You tell me Day[9] Daily #100 helped your parents understand your passion for gaming and eSports.  You tell me that you cherish your gaming childhood, that you met your best friend or wife through gaming.  You tell me you were the worst StarCraft newb ever and have achieved platinum.  You tell me how you applied the discipline and self-confidence you learned through StarCraft to other areas of your life and did something cool.  You tell me how much you love the game.  How much you love the community.  How you are never going to stop gaming.

You also tell me how much I sweat.  Back off.  I don’t sweat that much.

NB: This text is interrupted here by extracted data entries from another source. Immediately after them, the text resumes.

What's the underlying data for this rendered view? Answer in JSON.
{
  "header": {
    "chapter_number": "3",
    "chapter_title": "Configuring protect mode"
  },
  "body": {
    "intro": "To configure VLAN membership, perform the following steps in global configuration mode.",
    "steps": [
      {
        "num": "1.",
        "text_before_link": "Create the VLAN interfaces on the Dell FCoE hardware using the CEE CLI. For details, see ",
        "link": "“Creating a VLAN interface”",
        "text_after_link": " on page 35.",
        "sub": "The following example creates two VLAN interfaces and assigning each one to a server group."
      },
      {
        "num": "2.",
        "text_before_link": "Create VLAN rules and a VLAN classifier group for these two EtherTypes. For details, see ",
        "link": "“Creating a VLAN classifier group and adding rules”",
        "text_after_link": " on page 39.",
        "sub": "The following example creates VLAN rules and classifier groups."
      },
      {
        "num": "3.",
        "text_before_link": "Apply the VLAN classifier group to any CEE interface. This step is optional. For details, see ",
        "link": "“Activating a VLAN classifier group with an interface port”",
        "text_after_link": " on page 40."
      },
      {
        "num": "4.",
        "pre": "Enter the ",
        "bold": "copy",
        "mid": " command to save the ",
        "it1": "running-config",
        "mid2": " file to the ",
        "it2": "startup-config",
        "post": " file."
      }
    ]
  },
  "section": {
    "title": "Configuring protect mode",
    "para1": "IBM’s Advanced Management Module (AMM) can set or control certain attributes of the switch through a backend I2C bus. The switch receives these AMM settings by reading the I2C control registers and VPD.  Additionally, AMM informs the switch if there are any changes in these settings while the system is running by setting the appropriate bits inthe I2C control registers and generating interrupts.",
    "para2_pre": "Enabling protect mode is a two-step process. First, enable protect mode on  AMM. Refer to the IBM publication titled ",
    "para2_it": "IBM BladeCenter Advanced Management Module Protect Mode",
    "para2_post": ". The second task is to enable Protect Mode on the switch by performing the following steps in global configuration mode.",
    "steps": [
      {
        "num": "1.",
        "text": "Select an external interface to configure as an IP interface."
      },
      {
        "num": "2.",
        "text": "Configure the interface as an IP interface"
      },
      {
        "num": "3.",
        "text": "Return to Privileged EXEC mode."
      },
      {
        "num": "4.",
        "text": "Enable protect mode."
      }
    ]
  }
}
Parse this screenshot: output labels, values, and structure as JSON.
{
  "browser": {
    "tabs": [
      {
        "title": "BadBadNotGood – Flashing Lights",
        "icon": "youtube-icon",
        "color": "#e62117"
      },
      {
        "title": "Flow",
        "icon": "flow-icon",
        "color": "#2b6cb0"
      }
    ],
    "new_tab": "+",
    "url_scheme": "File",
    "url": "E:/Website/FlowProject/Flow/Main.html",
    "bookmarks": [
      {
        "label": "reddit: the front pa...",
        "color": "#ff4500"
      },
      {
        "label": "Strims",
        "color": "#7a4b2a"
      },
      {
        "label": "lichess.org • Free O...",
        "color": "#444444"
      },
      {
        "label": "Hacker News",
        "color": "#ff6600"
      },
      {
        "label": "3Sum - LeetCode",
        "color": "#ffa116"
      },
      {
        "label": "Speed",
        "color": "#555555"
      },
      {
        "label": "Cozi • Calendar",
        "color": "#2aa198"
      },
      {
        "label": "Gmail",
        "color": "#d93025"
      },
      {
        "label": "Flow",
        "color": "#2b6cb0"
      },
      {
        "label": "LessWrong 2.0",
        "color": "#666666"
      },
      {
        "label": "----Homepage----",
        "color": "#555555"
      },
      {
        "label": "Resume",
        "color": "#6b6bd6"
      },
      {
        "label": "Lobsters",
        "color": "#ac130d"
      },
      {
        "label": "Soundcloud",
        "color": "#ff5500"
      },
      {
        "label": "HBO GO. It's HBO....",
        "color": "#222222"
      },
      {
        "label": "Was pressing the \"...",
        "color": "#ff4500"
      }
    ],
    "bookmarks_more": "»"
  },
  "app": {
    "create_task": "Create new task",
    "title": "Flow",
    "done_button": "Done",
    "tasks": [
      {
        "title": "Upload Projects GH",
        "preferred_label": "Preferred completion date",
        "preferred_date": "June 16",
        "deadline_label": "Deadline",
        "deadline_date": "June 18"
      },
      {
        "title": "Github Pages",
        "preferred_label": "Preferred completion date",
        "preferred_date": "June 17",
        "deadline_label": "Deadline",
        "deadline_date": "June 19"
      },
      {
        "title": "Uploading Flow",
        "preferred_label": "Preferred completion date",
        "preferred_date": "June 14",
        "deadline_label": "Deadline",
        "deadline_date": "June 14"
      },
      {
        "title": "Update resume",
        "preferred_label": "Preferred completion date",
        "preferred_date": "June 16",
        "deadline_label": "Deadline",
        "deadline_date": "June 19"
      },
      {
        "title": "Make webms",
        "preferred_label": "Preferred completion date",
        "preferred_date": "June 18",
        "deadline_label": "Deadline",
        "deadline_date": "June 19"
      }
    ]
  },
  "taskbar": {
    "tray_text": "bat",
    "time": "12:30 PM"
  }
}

Mostly though, you write to tell me about your lifelong passion for gaming.  You ask how you can get a job in eSports or you ask me to help you jump start your own eSports business.  You ask how I did it.  How did I become Day[9]?  What is my day like?  How can you get into eSports?  How can you share your passion for StarCraft?  How can you become a pro gamer?  A caster?  A streamer?  A tournament organizer?  How can you be an active part of the generation which is building a grassroots industry from the ground up through sheer determination and passion?

These are all excellent questions.  All questions I want to answer in detail.  To all you delightful, sincere, warmhearted emailers whom I’ve never been able to answer personally, this blog is for you.  

In addition to musings on topics I find interesting (comics, books, electronica, etc!), I’m devoting the next few months to sharing everything I’ve learned about jumping into eSports. 

I’m going to be asking a number of eSports leaders to join me in giving you no-bullshit advice.

Credit: Zhang Jingna (@zemotion) - After Hours Gaming League Season 2 Finalists Epic and IBM

For example, the Rosen Brothers of TeSPA, who organized and produced the amazing LoneStar tournament, joined us at Day[9]TV for the summer and will be writing about their experiences organizing events.  They are two of the hardest working and most natural marketing talents I know and I can’t wait to share their insights with you.  They are going to add their voices to mine, along with other folks who are successfully forging their way in eSports.

We’re going to be showing you real event budgets, resources, checklists—all the tools I’ve collected in my file cabinet—so that you, too, can take a shot at doing the same thing.  

I’ve found running a business to be a fascinating, exhausting, challenging experience.  A startup is the ultimate real time strategy game (where you only get one life lol dammit).  For me, it feels like a natural extension of playing StarCraft competitively.  I hope you enjoy this look behind the scenes.